Don’t Make Me Make that Choice
With everything in me, I don’t want to write this post. But given the Chik-Fil-A controversy and, more broadly, the constant attention to same-sex-related topics in the news, on Facebook, and basically everywhere I turn in daily life, I feel I must. Fair warning: there is more heat in this post than I’d like. And my words won’t be as “worked out” as I’d like. But I am pleading for a little bit of sanity and charity. So I’m sticking my neck out and my nose in.
To try to keep the aim of my post in focus, let me lay down a couple of qualifications. Right now, my attention is on the so-called progressive anger at Chik-Fil-A and at the unwise, unguarded and foolish statements of people like Rahm Emanuel. I want anyone who might wonder about my intentions, however, to understand that I’m not any happier with the way the conservative culture warriors go at this issue, either. When First Baptist Church, Dallas, puts “Gay is not OK” on the sign out in front of their building, they are contributing to the problem rather than the solution. They made a political statement, not a pastoral one. It was a slogan, a sound bite. I’m not saying that people at First Baptist are horrible, awful people. They are my brothers and sisters in Christ. I’m just trying to say that putting a slogan on a church sign on such a sensitive topic is a foolish and clumsy and potentially (at the very least) cruel way of operating.
But as I said, I’m more concerned at this moment with the either-or thinking that attends the Chik-Fil-A controversy. Apparently, we -the public – have two options. We can either get on board with full, unqualified approval of same-sex activity, including and especially gay marriage or we can be smoked out into the bright light of day as the bigots and haters that we evidently are.

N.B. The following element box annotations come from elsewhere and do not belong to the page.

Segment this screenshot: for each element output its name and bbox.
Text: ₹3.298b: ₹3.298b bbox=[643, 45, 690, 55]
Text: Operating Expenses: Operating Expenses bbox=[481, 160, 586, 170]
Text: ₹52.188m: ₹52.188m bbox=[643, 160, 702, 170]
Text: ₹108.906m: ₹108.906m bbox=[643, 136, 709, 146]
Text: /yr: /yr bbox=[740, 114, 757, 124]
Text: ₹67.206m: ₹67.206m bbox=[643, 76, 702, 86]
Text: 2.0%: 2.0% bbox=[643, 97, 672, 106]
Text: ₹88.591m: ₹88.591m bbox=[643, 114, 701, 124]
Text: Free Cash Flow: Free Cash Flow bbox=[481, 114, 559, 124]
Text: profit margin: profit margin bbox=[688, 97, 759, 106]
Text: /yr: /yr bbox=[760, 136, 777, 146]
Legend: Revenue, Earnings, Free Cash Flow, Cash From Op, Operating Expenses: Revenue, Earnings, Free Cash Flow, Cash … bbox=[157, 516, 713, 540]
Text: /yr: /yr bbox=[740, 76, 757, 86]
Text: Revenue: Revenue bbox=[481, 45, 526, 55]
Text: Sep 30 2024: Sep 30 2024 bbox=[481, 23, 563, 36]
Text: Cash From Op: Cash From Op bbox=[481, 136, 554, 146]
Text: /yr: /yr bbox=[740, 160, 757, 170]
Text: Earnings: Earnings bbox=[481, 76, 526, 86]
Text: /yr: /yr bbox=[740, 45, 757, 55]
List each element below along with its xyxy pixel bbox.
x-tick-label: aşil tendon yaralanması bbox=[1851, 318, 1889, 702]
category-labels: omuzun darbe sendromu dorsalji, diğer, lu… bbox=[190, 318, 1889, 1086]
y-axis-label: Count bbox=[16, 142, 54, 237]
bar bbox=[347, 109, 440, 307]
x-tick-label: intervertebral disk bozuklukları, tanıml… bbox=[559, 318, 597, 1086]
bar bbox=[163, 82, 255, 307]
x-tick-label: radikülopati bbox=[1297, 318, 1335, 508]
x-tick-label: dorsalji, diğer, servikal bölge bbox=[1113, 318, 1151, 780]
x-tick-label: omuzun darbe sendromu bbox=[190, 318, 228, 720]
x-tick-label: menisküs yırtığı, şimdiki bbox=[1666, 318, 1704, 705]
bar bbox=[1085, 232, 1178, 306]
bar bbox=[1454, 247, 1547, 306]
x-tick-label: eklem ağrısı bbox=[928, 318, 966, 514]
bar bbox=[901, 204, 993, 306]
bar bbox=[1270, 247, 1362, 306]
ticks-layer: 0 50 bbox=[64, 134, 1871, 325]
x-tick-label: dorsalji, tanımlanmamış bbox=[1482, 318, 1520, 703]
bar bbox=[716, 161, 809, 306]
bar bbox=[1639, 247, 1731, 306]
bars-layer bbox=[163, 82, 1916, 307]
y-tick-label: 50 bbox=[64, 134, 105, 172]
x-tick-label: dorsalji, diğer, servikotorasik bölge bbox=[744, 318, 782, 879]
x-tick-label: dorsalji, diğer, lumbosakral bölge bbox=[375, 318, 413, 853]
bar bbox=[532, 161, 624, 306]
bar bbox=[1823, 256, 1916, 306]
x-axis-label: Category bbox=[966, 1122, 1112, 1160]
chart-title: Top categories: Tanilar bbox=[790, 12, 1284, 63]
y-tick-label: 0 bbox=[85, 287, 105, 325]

Are these my only options? Really? Don’t make me make that choice.
Please don’t set up the false dichotomy, the “either-or” of unreserved approval or unqualified condemnation. These are not the only two choices.
The truth is, most of us don’t know exactly what we think about same sex attraction, sexual identity, same sex marriage and any other of the numerous related topics. We have opinions, yes, but we’re not 100% sure of our opinions. Most people just want to get along, be good neighbors. Most people don’t want anyone to suffer. We want people to lead good and productive lives. Gay, bi-, trans-, straight, whoever. We can’t stand slurs, sick jokes, or bullying. Whatever we think about moral questions and policy matters, we want peaceful relations and fairness for all. Our hearts are torn. We have opinions and we know those opinions in some ways “go against” people we love.
If you call yourself a progressive and you simply cannot possibly understand why anyone like a Dan Cathy (or me) might think the way he does, then instead of calling for his head, listen. You may think you have science and rationality on your side. And you may. You may think that you understand civil and human rights better than the rest of us. And you may. But you also may not. You may not know everything there is to know about sexuality. Or morality. Or how to think about them. You might actually learn something by listening to your opponents. (I know, conservatives need to do the same thing. But stay on point here for a minute.) It’s time for a little epistemic humility from the progressives – the noisy ones, at least.
I deplore and repudiate hatred toward anyone. But I also do not believe that the only compassionate conclusion regarding same sex activity is unqualified approval. That very thought puts me at ideological odds with people whom I love deeply, closely. But don’t you dare say that I’m homophobic, or that I’m guilty of bad motive, or that I’m just not well-informed enough.
Do not patronize, demonize or politicize. Don’t make me make a dangerous and false choice between two phoney options. Don’t make me make that choice. I won’t do it.